Bayesian Optimisation VS “Classical” Design of Experiments?
A hot topic of discussion in the world of structured learning about anything
Abstract
Table of contents
What is Bayesian Optimisation and "Classical DoE"
A quick explanation of what we are talking about:
Bayesian Optimisation is a method that interpolates a response function by a Gaussian Process, i.e. observations are collected at certain settings of several influencing factors for a process, and then the areas in between are described by probable functional relationships coming out of the Gaussian Process. Then BO determines the next observation(s) to be collected, by either finding the most uncertain locations in the area of interest – named Exploration –, or looks at the most likely optimal settings for the factors – named Exploitation. The process starts with a small number of starting observations and then adds new experimental runs, or tests, or trials (name them like it makes sense to you) in a sequential fashion.
Classical” Design of Experiments looks for an optimal set of experimental runs, i.e.minimal number of runs with maximum information collected, to estimate a regression function to answer specific questions. In classical Screening (more than 8) factors are typically set to a Low and a High setting, and the design is typically made up of all or a minimal number of combinations of these. The assumption is that not all of those factors play a role, and the goal is to reduce the factors. Newer designs, e.g. Definitive Screening, allow to also take quadratic terms into the selection, to capture curvature in the area of interest. And then you can determine Optimal Designs for all sorts of particular situations you are interested in, including Optimisation. The main point important for our discussion is that for all these designs you have to run the full design before you can analyse.
What is the debate about?
The discussion I have seen mainly revolves around the question, which method gives you an optimum with less effort.
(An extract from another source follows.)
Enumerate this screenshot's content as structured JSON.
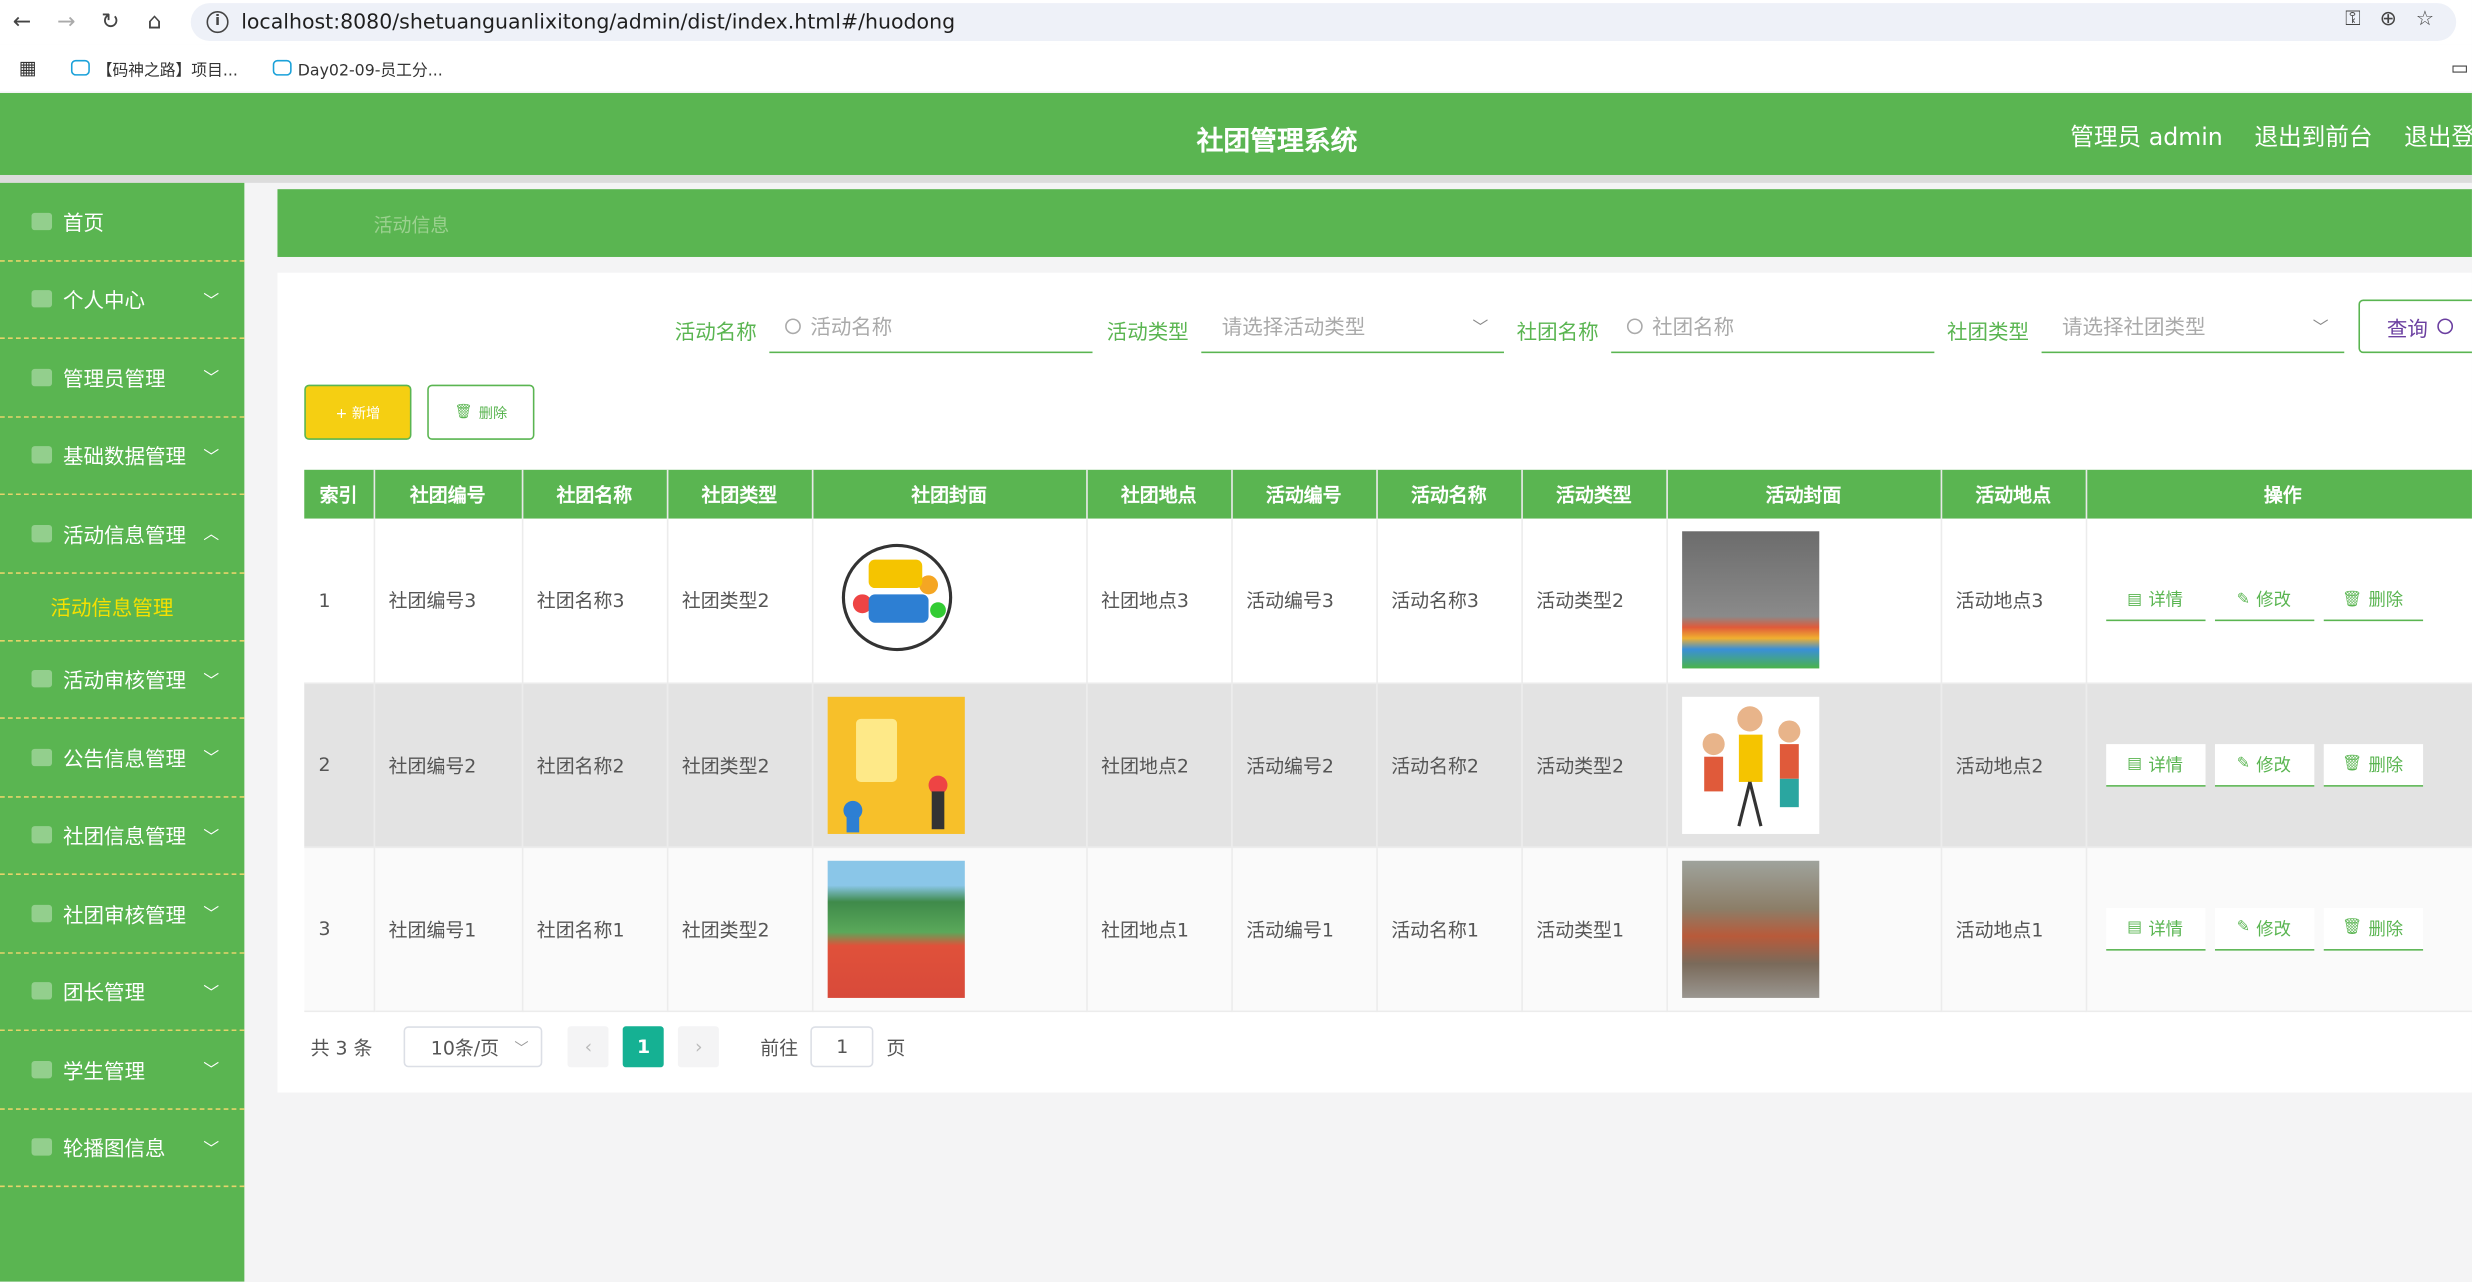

Some people have interpreted it in a broader sense, questioning, if not all experimentation, trialling, testing should be done using BO.
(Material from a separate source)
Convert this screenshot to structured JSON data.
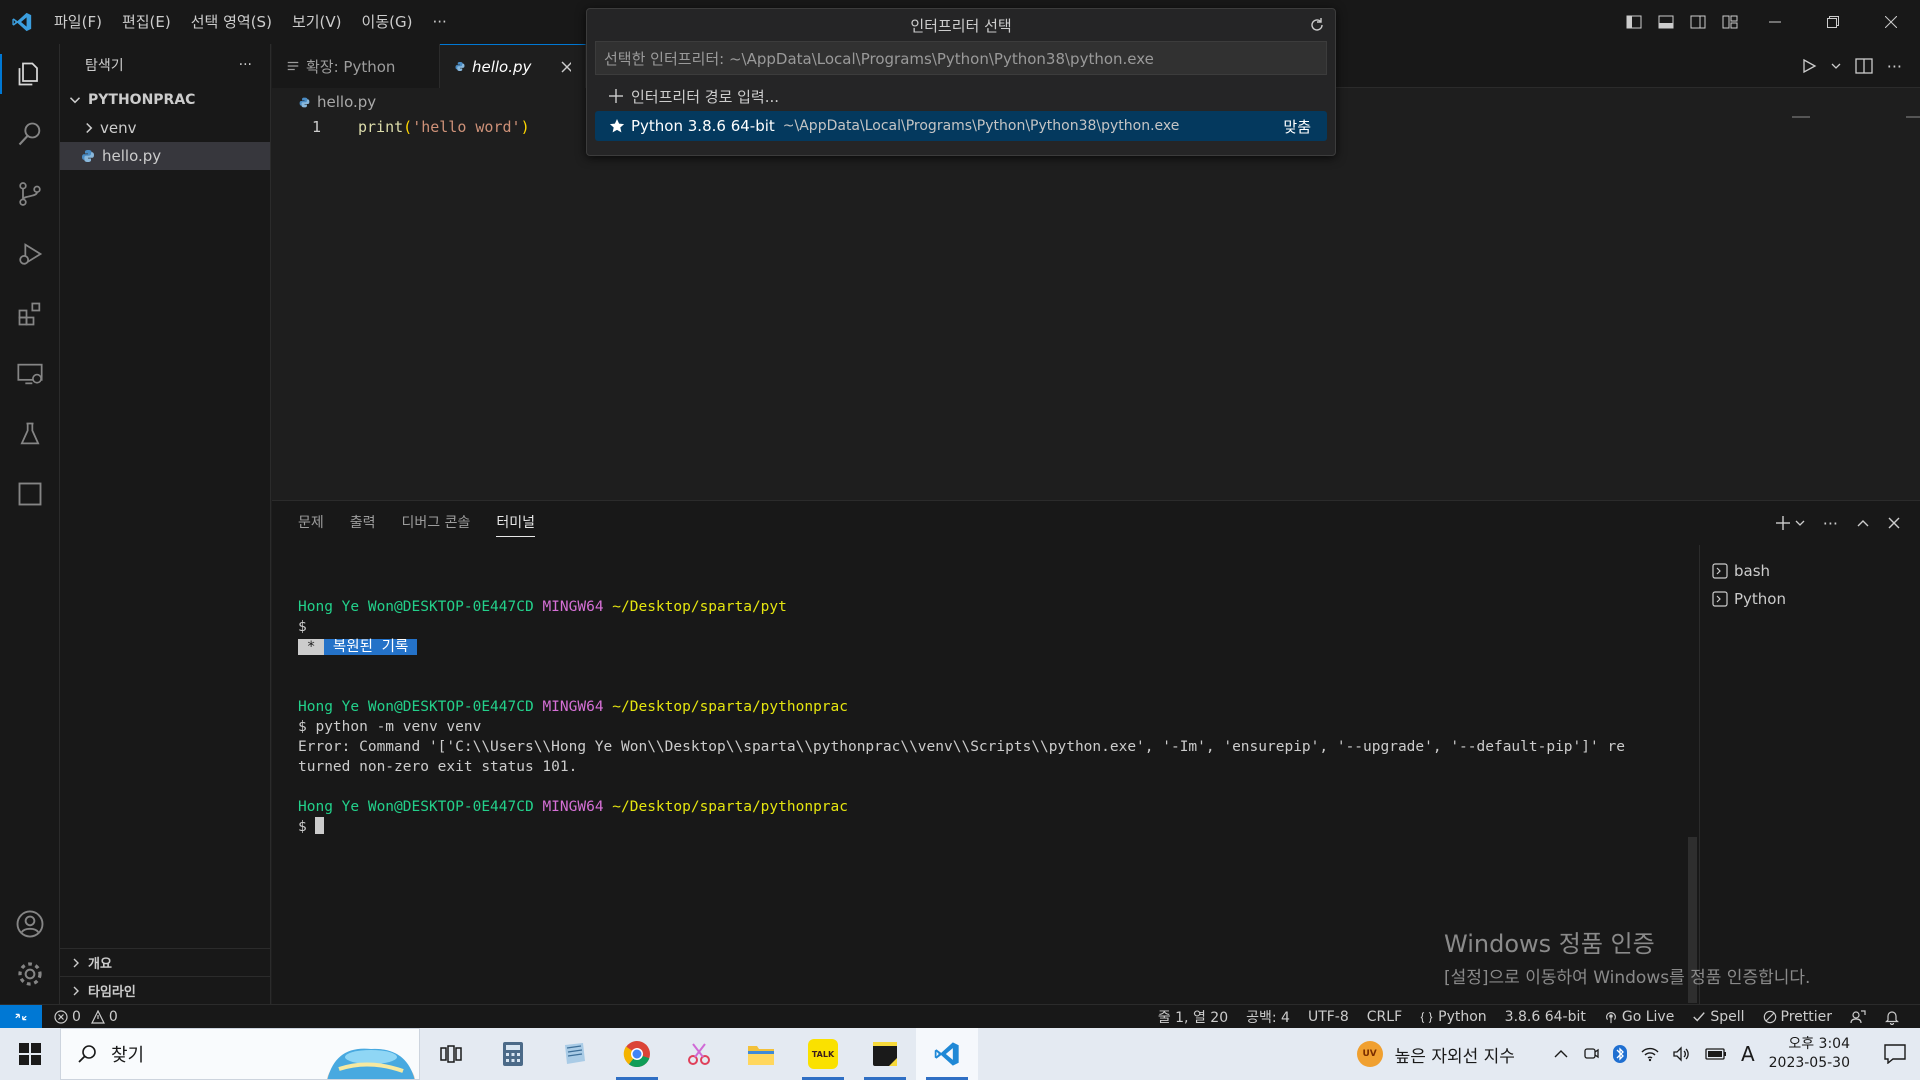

Let’s first be very clear: Bayesian Optimisation is not a replacement for screening efforts, as it is not actually meant to do dimension reduction. On the contrary, it is even more prone to the curse of dimensionality, the more dimensions considered, the more likely it is to get lost in a suboptimal area of the space. The other thing that classical DoE is better at is when there is a well understood first principle model that either has a closed form, or can be locally expanded in a Taylor series, a classical design will always be superior in generating the information necessary to estimate the parameters in that model, and then find an optimum.
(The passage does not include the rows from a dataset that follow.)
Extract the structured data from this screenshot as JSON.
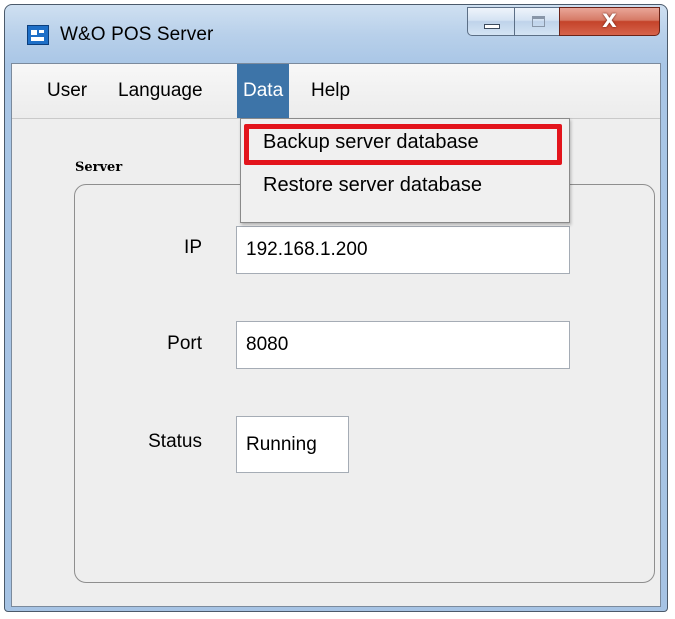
{
  "window": {
    "title": "W&O POS Server",
    "icon": "app-icon",
    "controls": {
      "minimize": "minimize-icon",
      "maximize": "maximize-icon",
      "close_glyph": "X"
    }
  },
  "menubar": {
    "items": [
      {
        "label": "User"
      },
      {
        "label": "Language"
      },
      {
        "label": "Data",
        "active": true
      },
      {
        "label": "Help"
      }
    ]
  },
  "data_menu": {
    "items": [
      {
        "label": "Backup server database",
        "highlighted": true
      },
      {
        "label": "Restore server database"
      }
    ]
  },
  "server": {
    "group_label": "Server",
    "ip_label": "IP",
    "ip_value": "192.168.1.200",
    "port_label": "Port",
    "port_value": "8080",
    "status_label": "Status",
    "status_value": "Running"
  },
  "colors": {
    "active_menu": "#3d74a8",
    "highlight_border": "#e3141c"
  }
}
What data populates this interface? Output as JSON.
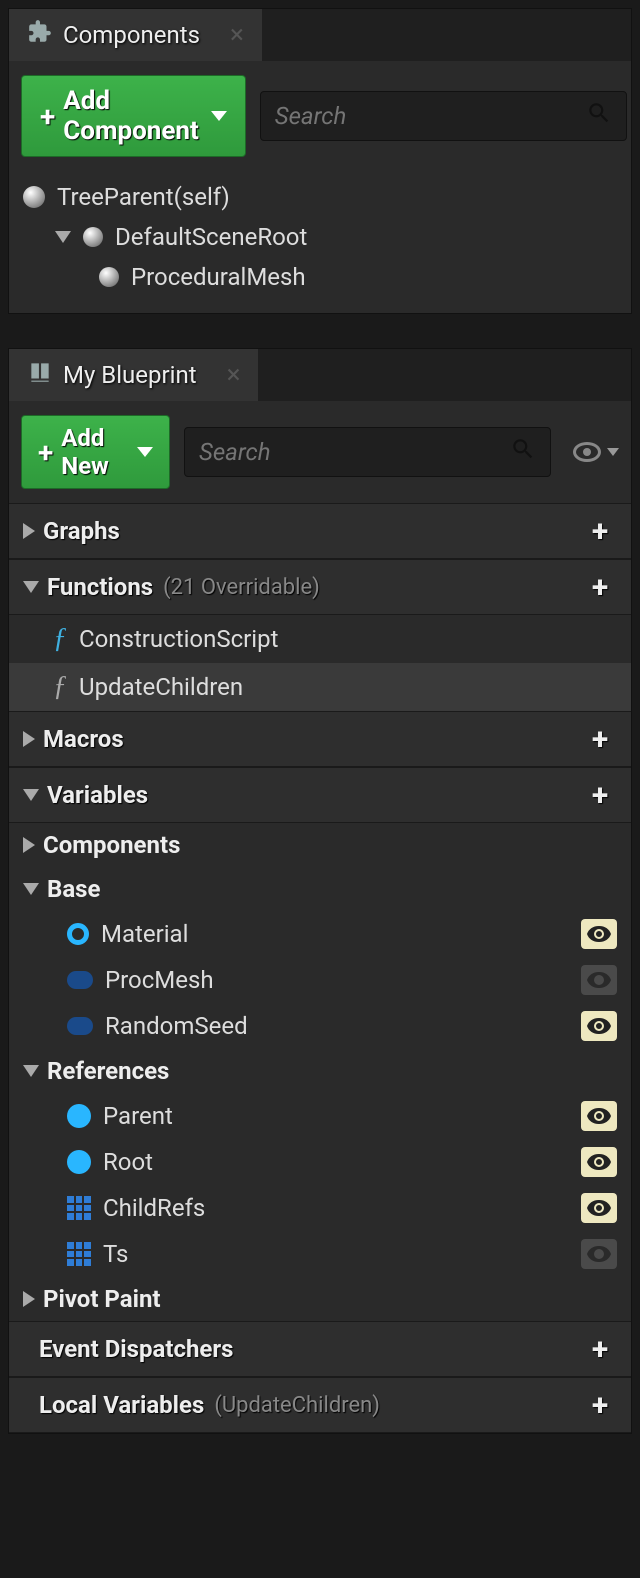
{
  "components_panel": {
    "title": "Components",
    "add_button": "Add Component",
    "search_placeholder": "Search",
    "tree": {
      "root": "TreeParent(self)",
      "scene_root": "DefaultSceneRoot",
      "child1": "ProceduralMesh"
    }
  },
  "blueprint_panel": {
    "title": "My Blueprint",
    "add_button": "Add New",
    "search_placeholder": "Search",
    "sections": {
      "graphs": "Graphs",
      "functions": "Functions",
      "functions_note": "(21 Overridable)",
      "macros": "Macros",
      "variables": "Variables",
      "event_dispatchers": "Event Dispatchers",
      "local_variables": "Local Variables",
      "local_variables_note": "(UpdateChildren)"
    },
    "functions": {
      "construction_script": "ConstructionScript",
      "update_children": "UpdateChildren"
    },
    "var_categories": {
      "components": "Components",
      "base": "Base",
      "references": "References",
      "pivot_paint": "Pivot Paint"
    },
    "vars": {
      "material": "Material",
      "proc_mesh": "ProcMesh",
      "random_seed": "RandomSeed",
      "parent": "Parent",
      "root": "Root",
      "child_refs": "ChildRefs",
      "ts": "Ts"
    }
  }
}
Okay, now we put these out of the way, let’s look at some of the other situations where BO does make sense and has advantages.
The first one is in optimising hyperparameters for machine learning models. In this case BO is perfectly suited as it allows to faster move to good parameters in the often complex structure of the model performance response.
If you have a complex simulator with a reasonably small number of inputs and want to build a simpler surrogate model to find optimal settings quickly, again BO is your perfect choice, as it will allow you to quickly find those sweet spots without a lot of expensive runs of the actual simulator. This is particularly true for subsurface (reservoir) models, which are often very complex and expensive to execute.
Finally, let’s look at a case that actually makes sense to compare BO and DoE with each other: you have to find optimal settings for 4 influencing factors maximising one response. A 20 run space filling design has been run to determine the most interesting area in the range of the possible settings and understand the complexity of the response function. This gave a clear recommendation to restrict the further testing to a quarter of the space. As a result 5 of the original observations can be used for the determination of the optimum. In standard DoE these 5 observations would be augmented with 10 runs for a minimal number of runs to be able to estimate a complete response surface model with all two factor interactions and quadratic terms.
If we now use BO there is a high likelihood that only a few exploration steps will be required to then step over to exploitation. So with the right trade-off settings it will find the optimum with about the same amount or less of new observations generated. Under advantageous circumstances BO is likely to find a better optimum or a more precise optimum than using the linear regression model, because it determines an interpolation of the observations, not an approximation.
However, the real world throws a lot of spanners into wheels in real life! To start with, measurement uncertainty can be larger than the chosen stop criterium in BO. So the method might bounce around the surrounding of the optimum giving the impression of a complex response, while actually just overfitting to the noise. (I am sure there is a way to avoid this, I am not an expert in BO!)
Then there is the main criticism of any sequential or adaptive experimentation: how to avoid time trends to bias the outcome? In DoE this is avoided by randomising appropriately, so that the potential bias can be assumed to be captured by the random model term. In BO (or any other adaptive method) this can be tricky to overcome, and the easiest way is at the same time costly, namely introducing repeats! A similar problem are blocking factors, like the people doing the test, or instruments used, and experimental units.